No, no era fácil decir si había humo. Una buena hoguera de hojas húmedas hubiera supuesto escasa diferencia en cuanto a la humareda. En clase turista, 314 personas tenían cigarrillos en sus bocas (no iban a dejar el tabaco precisamente ahora), incluidos los ocupantes de las filas veinticinco a treinta, asientos H, I y J, que, además, habían levantado los pies del suelo y los tenían bajo sus posaderas.
Había humo en la bodega, también, bajo el ala de babor. Pero era un humo de diferente naturaleza. Esta clase de humo (caliente, denso, negro) uno no lo respiraba: lo comía. Y él te comía… Apenas discernible en el palet que daba a la compuerta de carga, Royce Traynor, envuelto en caoba, se hallaba en posición vertical, afirmándose lentamente en su base como si reuniera sus fuerzas. Cuando el avión se ladeaba a estribor, volvía a hundirse y permanecía a la espera apoyado en una columna de maletas apiladas una encima de otra. Pero luego el ala de babor iniciaba su brusco descenso, y Royce, tras erguirse un instante como una ola antes de romper, se hundía hacia delante y golpeaba la manija diagonal del portón de carga. Un portón que no se abría hacia dentro, sino hacia fuera, para aumentar así el espacio de carga y la rentabilidad del transporte, y cuyo sistema de cierre actuaba por la presión del aire. Al inclinarse el aparato hacia la derecha, el féretro vuelve a quedar derecho, apoyado hacia atrás en actitud de aburrida pero determinada contemplación. En estas circunstancias, el tambaleante montón de equipajes pierde su verticalidad y descansa con todo su peso sobre la manija del portón. ¿Y cuál era el peso de eso? ¿Cuál el peso del pasado?

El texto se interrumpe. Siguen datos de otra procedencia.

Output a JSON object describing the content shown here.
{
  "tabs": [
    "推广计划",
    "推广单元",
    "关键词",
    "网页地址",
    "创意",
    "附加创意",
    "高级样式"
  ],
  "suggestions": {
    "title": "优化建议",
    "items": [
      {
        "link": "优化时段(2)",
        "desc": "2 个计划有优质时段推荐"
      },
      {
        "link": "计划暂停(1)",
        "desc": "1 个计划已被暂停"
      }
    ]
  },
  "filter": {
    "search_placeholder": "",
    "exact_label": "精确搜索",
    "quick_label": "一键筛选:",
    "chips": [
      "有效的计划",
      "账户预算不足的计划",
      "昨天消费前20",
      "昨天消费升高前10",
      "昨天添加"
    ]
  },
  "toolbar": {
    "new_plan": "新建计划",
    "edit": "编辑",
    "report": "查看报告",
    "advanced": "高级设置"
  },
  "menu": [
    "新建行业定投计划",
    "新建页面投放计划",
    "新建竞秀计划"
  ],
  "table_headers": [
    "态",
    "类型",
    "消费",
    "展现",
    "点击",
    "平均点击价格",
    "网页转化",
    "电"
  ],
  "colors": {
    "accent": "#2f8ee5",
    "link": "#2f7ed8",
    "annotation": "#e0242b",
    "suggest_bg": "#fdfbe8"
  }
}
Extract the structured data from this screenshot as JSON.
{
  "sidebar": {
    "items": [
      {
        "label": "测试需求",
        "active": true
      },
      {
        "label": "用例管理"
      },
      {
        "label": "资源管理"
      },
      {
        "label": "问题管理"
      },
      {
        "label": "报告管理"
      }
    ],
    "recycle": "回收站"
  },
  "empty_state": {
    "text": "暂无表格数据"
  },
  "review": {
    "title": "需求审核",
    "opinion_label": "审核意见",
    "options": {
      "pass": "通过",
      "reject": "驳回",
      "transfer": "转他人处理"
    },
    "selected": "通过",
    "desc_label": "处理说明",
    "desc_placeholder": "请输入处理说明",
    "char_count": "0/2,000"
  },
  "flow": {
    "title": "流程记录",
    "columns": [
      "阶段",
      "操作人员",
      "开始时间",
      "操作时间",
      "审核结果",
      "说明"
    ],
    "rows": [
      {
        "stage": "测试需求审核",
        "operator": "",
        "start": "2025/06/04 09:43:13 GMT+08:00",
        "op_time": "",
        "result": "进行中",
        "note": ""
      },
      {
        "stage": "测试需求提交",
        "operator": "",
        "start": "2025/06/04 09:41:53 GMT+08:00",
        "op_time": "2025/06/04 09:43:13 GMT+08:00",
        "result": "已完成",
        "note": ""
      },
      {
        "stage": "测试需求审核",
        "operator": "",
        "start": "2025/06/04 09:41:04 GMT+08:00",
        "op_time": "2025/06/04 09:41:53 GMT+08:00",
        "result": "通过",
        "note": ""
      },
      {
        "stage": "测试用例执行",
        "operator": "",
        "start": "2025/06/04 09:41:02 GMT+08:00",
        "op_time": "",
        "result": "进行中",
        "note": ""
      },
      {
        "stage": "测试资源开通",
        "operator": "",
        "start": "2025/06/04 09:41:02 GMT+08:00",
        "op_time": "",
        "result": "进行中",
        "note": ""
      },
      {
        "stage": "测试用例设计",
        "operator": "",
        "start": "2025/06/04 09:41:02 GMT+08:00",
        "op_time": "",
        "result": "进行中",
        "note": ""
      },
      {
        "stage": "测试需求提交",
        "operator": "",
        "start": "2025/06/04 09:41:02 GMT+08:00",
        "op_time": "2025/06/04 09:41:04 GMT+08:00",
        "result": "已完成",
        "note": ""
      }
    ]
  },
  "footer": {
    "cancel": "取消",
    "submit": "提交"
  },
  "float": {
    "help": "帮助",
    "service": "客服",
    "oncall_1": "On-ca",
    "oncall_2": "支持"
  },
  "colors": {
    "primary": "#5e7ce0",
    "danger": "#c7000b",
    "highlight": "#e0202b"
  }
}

Se comprende por qué Royce tenía que hacer lo que hizo. Cuando los extintores entraron en acción, pudo verse que Royce tenía que hacerlo. No podía abandonarse al fuego. Y todo su empeño fue escapar por la garganta de la aeronave. La descompresión, una descompresión explosiva, era lo que necesitaba para ello, y el colapso, la catastrófica estrangulación, del suelo de la cabina, con todas sus tuberías y venas y arterias. Más inmediatamente, la voladura del portón significaría su propia liberación (sería el primero en salir), su martirio después de la muerte.
Y así, ya sin sangre en sus venas, sino tan sólo cera y formol, Royce se balancea. Tal vez esté mostrando los dientes, la dentadura de un bronceado golfista profesional sureño. Royce se tambalea, pero no por efecto de una borrachera. Descansa, conteniendo la respiración, preparándose implacablemente para el próximo asalto.